Britain’s collapse might become the most karmic reckoning in history. It’s odd to watch while still fettered to your pale ankles, but Brexit and the subsequent destruction of Britain’s importance on the world stage feels extremely cathartic. To me, at least: There’s a crop of people here who are looking at Britain tripping on their spotted dicks and back at America blowing their proverbial nuts off with an M-80 who are probably panicking about going all in on the wrong horses at the moment, but for the rest of us, Britain’s dissolution of its future beyond the UK hints at a brighter world.

Barbados recently threw off the yolk of the Empire – with at least six more Caribbean countries set to follow suit – so why not Australia? Just three days ago, our newly elected Labor Prime Minister Anthony Albanese appointed an Assistant Minister for the Republic, and, Gough be good, let’s hope another referendum is soon to follow. The Australian republic movement has been in various states of disarray since the 1999 referendum came back with a resounding “MORE QUEEN PLEASE”, but the movement’s sidelining doesn’t seem to matter much since Britain has picked up the slack in arguing against itself. 

Can you imagine a better PR campaign for an Australian republic than uncut footage of Boris Johnson flop-sweating and stammering like Hugh Grant on a comedown while looking like one of the muppets from Jabba’s Palace?

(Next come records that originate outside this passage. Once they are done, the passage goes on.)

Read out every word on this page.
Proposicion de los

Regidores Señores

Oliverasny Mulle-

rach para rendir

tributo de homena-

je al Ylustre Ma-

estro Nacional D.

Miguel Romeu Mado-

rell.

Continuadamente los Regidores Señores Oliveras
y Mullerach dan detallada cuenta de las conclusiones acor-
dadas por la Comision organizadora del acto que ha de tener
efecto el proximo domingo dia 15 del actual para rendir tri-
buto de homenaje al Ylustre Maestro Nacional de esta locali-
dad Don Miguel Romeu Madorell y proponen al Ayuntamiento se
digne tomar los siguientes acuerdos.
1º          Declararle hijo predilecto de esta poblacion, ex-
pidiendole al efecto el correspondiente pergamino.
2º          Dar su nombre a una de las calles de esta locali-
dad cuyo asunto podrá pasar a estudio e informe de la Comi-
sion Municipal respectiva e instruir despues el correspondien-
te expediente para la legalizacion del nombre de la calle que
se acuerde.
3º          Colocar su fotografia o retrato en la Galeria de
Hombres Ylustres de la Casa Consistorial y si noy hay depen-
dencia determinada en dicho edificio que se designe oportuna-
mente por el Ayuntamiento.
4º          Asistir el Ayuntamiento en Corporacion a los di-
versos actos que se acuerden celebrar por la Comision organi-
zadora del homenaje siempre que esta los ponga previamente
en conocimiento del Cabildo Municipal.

If barraging Aussie newsfeeds with the unthinkable persons that are the Tory leadership hopefuls doesn’t convince my country and the world that Britain should be sawed off like a gangrenous foot, then I don’t know what will. 

Crikey, don’t get me wrong! I’m grateful for Pulp, I’m grateful for Joanna Hogg, and I wouldn’t be who I am if I didn’t watch Brass Eye on loop, but enough is enough. You had a good run. It’s time to pack it in. I’m saying this as a son of a ten-pound pom from Sunderland myself: It’s time to leave Britain to the British – after all, isn’t that what Brexit was all about?

“Is it worth it?” sings Robert Wyatt in the heart-aching dirge for the British Empire, “Ship Building,” a song I listen to when I’m thinking about said empire’s dark shadow. I think of BoJo, I think of JK Rowling, I think of Paddington Bear and Noddy and the ghosts of genocide that haunt my town/state/nation, and I think of Prince Charle’s monstrous visage appearing on a dollar coin: Is it worth it? and I hear some convict echo deep in my bowels mutter back: yeah, nah.